Although this patient has a history of HIV infection, his illness is well controlled on antiretroviral therapy (ART), and he has an undetectable viral load.  HIV-associated dementia (HAD) occurs almost exclusively in untreated HIV-infected patients with advanced disease (eg, CD4 cell count is <200/mm3, AIDS) (Choice C).  In contrast to the characteristic cortical dysfunction seen in AD (ie, amnestic symptoms), HAD is predominantly a subcortical dementia characterized by apathy, early impairments in attention, and subcortical motor symptoms.  Because HIV-infected patients are living longer, common forms of dementias such as AD are a much more likely etiology for dementia in an ART-treated patient.
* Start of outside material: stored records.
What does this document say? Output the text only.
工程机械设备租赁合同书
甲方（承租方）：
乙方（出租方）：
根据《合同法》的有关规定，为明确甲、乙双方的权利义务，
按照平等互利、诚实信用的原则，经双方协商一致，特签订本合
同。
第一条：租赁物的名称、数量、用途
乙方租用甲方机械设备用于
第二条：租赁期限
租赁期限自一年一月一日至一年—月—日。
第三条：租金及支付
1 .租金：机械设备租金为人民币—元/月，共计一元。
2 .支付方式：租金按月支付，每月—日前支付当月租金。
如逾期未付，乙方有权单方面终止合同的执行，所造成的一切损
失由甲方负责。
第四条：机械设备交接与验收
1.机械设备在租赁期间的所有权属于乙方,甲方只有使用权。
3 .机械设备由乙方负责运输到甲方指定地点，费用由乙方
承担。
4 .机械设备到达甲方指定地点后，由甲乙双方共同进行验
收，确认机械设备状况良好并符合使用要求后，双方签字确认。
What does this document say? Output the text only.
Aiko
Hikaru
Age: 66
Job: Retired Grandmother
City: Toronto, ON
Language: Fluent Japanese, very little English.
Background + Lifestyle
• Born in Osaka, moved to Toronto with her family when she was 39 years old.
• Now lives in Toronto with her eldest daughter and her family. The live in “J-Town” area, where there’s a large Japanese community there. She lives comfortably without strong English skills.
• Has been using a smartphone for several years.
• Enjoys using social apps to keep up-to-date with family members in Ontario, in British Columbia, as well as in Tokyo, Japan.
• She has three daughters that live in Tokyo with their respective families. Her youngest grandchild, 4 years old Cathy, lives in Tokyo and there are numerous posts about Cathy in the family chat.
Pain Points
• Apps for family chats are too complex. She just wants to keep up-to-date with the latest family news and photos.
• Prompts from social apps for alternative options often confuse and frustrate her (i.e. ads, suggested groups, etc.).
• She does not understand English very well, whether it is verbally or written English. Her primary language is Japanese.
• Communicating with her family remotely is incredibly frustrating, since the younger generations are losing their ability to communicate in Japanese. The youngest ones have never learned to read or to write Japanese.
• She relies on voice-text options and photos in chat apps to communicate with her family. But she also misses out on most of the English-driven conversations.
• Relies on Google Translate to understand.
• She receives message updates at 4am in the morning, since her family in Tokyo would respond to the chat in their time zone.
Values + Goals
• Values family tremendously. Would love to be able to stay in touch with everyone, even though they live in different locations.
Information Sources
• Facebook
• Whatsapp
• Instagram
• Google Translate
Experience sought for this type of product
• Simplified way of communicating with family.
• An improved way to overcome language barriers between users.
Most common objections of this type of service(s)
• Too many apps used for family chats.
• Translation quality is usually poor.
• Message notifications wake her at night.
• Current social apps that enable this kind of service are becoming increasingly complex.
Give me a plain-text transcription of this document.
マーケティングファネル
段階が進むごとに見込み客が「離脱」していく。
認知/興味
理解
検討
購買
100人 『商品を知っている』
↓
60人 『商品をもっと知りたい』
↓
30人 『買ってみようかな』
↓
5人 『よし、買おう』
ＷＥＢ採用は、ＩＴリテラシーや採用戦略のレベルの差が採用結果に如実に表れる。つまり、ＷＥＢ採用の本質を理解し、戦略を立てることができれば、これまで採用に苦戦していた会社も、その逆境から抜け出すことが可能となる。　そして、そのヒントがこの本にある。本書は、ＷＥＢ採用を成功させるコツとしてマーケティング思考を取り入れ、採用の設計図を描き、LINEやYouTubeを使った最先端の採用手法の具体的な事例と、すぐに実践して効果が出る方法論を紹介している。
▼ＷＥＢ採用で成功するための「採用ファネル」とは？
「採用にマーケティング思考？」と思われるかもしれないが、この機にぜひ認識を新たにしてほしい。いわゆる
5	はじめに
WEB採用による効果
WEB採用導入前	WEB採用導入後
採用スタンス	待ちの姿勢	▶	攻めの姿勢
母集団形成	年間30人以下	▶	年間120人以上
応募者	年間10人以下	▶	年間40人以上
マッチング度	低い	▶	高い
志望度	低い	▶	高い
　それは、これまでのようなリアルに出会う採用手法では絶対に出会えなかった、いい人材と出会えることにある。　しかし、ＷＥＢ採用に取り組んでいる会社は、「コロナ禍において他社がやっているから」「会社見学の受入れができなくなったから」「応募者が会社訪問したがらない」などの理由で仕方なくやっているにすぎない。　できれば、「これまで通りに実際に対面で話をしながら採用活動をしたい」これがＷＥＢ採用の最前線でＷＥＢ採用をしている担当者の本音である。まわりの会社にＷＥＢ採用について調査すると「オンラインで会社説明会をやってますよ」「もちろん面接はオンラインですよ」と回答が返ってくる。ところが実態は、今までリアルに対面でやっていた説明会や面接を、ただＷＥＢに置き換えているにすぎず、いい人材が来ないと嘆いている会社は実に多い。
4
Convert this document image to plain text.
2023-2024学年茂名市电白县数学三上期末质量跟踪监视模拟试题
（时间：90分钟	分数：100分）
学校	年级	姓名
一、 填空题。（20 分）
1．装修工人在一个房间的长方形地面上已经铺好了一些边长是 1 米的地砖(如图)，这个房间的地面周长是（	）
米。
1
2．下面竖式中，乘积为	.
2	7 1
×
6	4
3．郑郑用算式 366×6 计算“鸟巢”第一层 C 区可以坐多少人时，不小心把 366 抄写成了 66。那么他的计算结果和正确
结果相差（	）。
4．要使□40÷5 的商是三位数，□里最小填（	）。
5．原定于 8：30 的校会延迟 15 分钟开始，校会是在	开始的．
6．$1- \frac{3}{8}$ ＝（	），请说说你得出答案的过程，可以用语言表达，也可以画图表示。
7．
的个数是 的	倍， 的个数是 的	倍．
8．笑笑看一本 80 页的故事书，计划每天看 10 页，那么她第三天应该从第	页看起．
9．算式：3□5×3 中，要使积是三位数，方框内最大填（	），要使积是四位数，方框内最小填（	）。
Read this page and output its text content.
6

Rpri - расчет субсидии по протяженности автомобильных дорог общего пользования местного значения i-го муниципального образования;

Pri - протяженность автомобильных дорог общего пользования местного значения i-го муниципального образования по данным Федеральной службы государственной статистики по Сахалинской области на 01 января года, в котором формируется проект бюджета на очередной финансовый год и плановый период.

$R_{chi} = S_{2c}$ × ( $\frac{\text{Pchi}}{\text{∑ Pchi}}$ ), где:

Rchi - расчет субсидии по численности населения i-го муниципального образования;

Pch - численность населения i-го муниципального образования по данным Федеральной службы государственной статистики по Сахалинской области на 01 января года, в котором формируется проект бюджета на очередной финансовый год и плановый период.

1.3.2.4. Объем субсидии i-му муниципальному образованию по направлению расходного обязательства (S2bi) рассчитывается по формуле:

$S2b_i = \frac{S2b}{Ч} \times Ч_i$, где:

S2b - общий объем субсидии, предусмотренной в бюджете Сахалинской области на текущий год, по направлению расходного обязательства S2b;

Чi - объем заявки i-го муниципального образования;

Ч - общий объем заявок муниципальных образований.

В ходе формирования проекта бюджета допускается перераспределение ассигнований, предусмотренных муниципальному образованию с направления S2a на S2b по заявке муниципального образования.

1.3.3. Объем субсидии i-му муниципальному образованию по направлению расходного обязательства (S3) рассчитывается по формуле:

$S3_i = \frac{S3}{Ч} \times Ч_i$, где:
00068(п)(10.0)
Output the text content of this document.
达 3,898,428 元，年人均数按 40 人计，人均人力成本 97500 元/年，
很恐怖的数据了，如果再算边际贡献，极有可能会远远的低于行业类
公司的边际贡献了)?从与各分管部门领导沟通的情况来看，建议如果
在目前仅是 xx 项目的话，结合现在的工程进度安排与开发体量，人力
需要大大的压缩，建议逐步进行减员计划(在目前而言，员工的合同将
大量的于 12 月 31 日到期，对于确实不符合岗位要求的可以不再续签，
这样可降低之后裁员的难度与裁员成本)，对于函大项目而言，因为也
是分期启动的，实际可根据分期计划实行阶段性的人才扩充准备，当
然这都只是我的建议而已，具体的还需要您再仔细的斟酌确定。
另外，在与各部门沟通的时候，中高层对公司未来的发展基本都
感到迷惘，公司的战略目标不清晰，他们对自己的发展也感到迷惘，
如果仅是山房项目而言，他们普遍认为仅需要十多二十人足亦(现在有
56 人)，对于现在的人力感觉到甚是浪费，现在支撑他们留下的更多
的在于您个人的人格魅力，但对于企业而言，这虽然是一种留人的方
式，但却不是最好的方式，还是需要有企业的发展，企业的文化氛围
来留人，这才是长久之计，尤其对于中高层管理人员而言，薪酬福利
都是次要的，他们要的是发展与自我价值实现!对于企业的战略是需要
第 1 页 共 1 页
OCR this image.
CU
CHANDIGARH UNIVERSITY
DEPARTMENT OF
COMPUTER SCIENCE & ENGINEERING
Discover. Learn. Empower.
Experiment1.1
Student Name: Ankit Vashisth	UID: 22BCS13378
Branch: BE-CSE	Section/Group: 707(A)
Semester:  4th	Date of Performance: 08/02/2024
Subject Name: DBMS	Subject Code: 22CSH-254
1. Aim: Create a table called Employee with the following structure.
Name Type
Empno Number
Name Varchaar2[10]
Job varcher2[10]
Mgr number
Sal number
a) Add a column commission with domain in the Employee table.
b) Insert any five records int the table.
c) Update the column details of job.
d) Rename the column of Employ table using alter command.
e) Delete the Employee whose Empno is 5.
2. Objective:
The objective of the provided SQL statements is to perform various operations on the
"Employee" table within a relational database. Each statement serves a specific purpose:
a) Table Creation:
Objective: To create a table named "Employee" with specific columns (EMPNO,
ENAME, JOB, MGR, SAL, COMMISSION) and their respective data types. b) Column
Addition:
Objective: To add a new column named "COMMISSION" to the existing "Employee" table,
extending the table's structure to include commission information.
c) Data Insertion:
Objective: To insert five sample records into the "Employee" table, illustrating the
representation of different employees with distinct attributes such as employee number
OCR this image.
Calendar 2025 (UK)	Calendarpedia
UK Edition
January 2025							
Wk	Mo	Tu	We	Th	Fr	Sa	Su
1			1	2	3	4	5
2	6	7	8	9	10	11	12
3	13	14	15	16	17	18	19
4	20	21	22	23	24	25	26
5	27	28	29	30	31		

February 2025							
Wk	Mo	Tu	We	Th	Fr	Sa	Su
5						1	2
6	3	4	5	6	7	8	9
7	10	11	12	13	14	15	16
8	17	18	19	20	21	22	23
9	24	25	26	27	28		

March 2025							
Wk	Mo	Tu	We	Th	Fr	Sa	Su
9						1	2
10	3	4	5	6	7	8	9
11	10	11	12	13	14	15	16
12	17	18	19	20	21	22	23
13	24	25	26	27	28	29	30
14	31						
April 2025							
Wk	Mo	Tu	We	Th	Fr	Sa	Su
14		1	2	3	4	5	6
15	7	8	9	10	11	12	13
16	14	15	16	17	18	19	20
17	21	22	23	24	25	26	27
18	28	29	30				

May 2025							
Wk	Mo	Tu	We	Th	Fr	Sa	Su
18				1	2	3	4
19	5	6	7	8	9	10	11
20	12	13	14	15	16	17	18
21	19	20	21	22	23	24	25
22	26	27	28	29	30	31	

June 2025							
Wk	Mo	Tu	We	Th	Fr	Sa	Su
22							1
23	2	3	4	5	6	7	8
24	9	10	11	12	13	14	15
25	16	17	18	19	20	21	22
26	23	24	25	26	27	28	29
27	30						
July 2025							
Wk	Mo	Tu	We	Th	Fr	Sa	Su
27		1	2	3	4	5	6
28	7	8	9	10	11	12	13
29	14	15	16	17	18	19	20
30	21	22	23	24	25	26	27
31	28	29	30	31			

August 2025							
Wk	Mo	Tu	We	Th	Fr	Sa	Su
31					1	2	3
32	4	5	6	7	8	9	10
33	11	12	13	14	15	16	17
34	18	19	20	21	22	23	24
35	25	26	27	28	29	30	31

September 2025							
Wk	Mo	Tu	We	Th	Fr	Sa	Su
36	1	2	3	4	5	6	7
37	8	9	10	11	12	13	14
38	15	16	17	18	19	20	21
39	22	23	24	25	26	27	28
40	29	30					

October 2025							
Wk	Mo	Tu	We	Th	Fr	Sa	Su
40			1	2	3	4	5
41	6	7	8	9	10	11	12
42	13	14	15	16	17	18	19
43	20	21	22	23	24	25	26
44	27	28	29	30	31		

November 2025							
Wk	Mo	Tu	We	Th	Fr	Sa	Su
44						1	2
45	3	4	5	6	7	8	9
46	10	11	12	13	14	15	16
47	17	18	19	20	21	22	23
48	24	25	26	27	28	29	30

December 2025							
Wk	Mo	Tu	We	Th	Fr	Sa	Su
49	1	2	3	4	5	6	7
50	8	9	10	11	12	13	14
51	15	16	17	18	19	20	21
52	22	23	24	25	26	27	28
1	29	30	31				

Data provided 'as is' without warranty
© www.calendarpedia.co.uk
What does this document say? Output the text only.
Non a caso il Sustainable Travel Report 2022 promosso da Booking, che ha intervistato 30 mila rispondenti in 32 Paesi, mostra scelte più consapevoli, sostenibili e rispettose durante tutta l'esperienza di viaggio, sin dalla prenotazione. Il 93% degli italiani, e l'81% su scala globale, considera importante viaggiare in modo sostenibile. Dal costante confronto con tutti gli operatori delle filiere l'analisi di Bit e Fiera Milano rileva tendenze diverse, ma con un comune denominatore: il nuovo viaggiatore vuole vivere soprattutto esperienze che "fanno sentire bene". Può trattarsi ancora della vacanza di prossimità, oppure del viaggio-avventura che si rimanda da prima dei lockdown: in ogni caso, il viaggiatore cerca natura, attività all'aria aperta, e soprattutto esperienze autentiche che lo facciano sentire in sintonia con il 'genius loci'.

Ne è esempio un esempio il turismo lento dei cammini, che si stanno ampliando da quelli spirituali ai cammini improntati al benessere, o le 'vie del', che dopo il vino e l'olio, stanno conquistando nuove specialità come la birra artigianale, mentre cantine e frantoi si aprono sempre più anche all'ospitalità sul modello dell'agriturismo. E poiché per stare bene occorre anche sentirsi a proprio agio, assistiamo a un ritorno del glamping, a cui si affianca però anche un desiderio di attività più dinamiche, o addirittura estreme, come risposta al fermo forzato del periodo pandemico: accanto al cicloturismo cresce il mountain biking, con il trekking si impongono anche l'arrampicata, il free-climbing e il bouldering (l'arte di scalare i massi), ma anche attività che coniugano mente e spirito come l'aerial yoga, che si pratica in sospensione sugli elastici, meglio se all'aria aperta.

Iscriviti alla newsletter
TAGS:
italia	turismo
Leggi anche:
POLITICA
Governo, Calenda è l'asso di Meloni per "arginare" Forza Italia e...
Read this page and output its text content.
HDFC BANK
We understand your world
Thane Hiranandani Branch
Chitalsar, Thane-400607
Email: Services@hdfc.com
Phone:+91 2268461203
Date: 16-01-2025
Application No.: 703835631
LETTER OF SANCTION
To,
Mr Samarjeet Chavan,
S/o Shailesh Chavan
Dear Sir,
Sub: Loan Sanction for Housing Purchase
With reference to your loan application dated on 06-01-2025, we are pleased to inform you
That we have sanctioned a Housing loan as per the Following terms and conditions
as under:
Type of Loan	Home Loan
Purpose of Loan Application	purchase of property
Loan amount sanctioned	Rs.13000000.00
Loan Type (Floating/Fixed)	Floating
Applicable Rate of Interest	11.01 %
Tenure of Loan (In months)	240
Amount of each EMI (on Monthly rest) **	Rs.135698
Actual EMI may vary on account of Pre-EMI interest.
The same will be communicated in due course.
(Choice B)  Frontotemporal dementia is characterized by early and prominent behavioral/personality change and only later by significant memory deficits.  It manifests earlier than AD, typically around age 60.

(Choices D, E, and F)  Although syphilis, primary CNS lymphoma, and progressive multifocal leukoencephalopathy (PML) are more common in immunosuppressed patients (eg, HIV-associated AIDS), this patient has no evidence of AIDS (ie, CD4 count consistently >200/mm3).  Furthermore, the patient's presentation is not consistent with any of these conditions:

  • Late neurosyphilis is characterized by general paresis, dementia, and tabes dorsalis and typically develops 10-25 years after infection.

  • Primary CNS lymphoma in HIV-infected patients is strongly associated with Epstein-Barr virus and presents with focal neurologic findings with lesions evident on neuroimaging.

  • PML is associated with reactivation of the JC virus and presents with motor deficits, other neurologic signs, and demyelination evident on neuroimaging.

Educational objective:
Because HIV infection is being successfully managed with antiretroviral therapy and patients are living longer with lower morbidity, common forms of dementia such as Alzheimer disease have become much more common than HIV-associated dementia in these patients.  HIV-associated dementia is a severe form of subcortical dementia found almost exclusively in untreated HIV-infected patients.